Но Арина тоже могла напомнить:
– Ты же прекрасно знаешь, что сейчас по-другому. Ты же сам говорил, что умелый адвокат много значит, что суд в большинстве случаев на стороне матери. А к ней особо не к чему придраться. И наверняка не получится, как в первый раз, за счёт денег и связей. Обстоятельства действительно изменились.
– Боря сказал, что подключит прессу, что устроит расследование. Громкое расследование. И у него тоже достаточно связей, чтобы провернуть подобное. Их даже слишком много, а ему такое слишком выгодно. Ты же понимаешь. И даже если в конце концов у них ничего не выйдет…
Арина не договорила. Потому что это всего лишь призрачная надежда. Конечно, жить ею удобно, успокаивая себя возможностью иного исхода, такого, какого хочешь. Но она уже и так слишком долго закрывала глаза на действительность, когда держалась за никого не устраивающие отношения. И что итоге? Вот это вот всё и есть. И лучше сейчас взглянуть на ситуацию разумно и трезво, признать существование другого расклада и того, что он гораздо-гораздо вероятней.

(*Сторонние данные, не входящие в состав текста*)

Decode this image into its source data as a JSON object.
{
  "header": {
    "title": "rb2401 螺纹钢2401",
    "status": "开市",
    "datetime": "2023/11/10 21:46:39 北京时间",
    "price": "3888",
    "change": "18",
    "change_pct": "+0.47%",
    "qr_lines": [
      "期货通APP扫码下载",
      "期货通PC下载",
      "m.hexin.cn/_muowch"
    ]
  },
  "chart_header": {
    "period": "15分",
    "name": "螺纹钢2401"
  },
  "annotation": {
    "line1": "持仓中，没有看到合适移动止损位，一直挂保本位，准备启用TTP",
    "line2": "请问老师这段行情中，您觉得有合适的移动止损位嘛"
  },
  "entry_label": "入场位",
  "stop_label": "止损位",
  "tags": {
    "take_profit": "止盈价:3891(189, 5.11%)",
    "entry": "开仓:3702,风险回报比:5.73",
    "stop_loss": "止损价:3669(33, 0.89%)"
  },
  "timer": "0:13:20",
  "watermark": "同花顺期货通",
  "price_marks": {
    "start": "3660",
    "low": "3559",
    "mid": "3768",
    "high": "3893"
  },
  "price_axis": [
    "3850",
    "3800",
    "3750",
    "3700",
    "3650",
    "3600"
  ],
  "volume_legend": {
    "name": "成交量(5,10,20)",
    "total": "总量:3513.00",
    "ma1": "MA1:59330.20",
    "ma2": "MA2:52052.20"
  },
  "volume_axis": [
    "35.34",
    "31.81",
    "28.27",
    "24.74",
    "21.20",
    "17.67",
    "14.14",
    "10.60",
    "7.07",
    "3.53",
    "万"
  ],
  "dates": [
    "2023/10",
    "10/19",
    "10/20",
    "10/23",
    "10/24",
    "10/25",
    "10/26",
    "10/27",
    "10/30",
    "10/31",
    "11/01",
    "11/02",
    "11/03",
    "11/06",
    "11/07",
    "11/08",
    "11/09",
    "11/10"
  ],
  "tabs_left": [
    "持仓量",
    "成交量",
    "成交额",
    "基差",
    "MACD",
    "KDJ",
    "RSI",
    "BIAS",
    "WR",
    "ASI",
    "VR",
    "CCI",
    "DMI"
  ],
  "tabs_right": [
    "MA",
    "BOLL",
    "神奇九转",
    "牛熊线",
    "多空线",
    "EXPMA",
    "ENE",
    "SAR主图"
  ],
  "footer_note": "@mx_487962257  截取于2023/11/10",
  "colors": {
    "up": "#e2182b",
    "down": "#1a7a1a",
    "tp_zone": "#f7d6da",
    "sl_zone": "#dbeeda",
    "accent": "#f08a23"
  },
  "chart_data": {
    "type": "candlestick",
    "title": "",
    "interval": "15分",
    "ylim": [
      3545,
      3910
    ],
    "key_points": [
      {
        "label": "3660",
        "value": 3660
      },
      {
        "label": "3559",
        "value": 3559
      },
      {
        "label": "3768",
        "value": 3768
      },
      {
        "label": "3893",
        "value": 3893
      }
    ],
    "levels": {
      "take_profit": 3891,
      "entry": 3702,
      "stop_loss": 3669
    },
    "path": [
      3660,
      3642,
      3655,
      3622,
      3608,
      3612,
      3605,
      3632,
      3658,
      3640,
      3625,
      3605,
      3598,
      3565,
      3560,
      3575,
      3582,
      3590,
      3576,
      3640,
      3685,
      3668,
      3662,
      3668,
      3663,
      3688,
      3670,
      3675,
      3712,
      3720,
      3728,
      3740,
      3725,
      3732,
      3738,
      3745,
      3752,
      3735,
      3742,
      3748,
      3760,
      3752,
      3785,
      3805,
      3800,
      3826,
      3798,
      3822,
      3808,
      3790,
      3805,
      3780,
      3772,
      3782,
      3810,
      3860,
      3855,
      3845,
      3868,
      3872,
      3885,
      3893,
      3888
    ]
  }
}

– А если выйдет? – даже не представила, а только сказала, и уже стало не по себе. – Нет! – решительно произнесла она, повторила: – Нет. Я так не могу. Чтобы вас везде трепали из-за меня. – Добавила, отметая дальнейшие споры: – А с Евой я уже поговорила. И с Макаром тоже.
Да, Арина и ему рассказала, что уходит – сразу после Евы – а он, как часто бывало, сосредоточенно глянул исподлобья.
– Вы с отцом разругались?
– Ты что? – воскликнула Арина. – Дело вообще не в нём.
Он по-прежнему смотрел с сомнением, и она заверила убеждённо:
– Макар, честно, он тут точно не виноват. Это…
Сказать ему правду или всё же не стоит? Он же знает про Борю. И всё-таки она предпочла соврать.
– Это чисто мои семейные проблемы.
Макар не стал спрашивать, когда она вернётся. Возможно и сам понял намного больше, чем Арина хотела сказать. Или же она опять о себе слишком много возомнила, а на самом деле его не так уж и трогал её уход. В любом случае – он тоже в курсе.
Котенков усмехнулся, но как-то совсем невесело.
– То есть ты и здесь уже заранее подготовилась? Чтобы я возразить не мог.
– Потому что не надо возражать, – подтвердила она. – И ты тоже понимаешь, что так будет лучше.
– Не уверен, – он шагнул навстречу, но и к такому Арина была готова.
Она не отшатнулась, расчётливо отступила, совсем недалеко, просто обозначила намерение и, глядя ему прямо в глаза, произнесла:
– Лёш, только, пожалуйста, не трогай меня. Не надо, как в прошлый раз. Я опять уступлю, но потом будет только хуже. И я всё равно не передумаю. Пожалуйста.
Последнее слово получилось тихим вздохом, почти шёпотом. Котенков какое-то время, не отрываясь, внимательно смотрел на неё, прищурив один глаз и приподняв бровь над другим, задумчиво сжав рот, и только потом глухо произнёс, на мгновение прикрыв глаза:
– Ладно. Раз ты так решила.
Арина выдохнула с облегчением, но губы дрогнули, и она торопливо закусила нижнюю, чтобы не выдавать себя, а справившись, заключила убеждённо:
– Тогда я пойду. – И торопливо замотала головой, чтобы он даже не подумал предложить проводить её или подвезти. – Не беспокойся, я такси вызову.
Так будет лучше всего. Однозначно – лучше. И никаких слов на прощание. О чём тут говорить? И хорошо, что Ева уже легла спать, а Макар сидел в своей комнате, и что Котенков, как ушёл в свою, так даже не вышел, предоставив ей шанс спокойно сбежать.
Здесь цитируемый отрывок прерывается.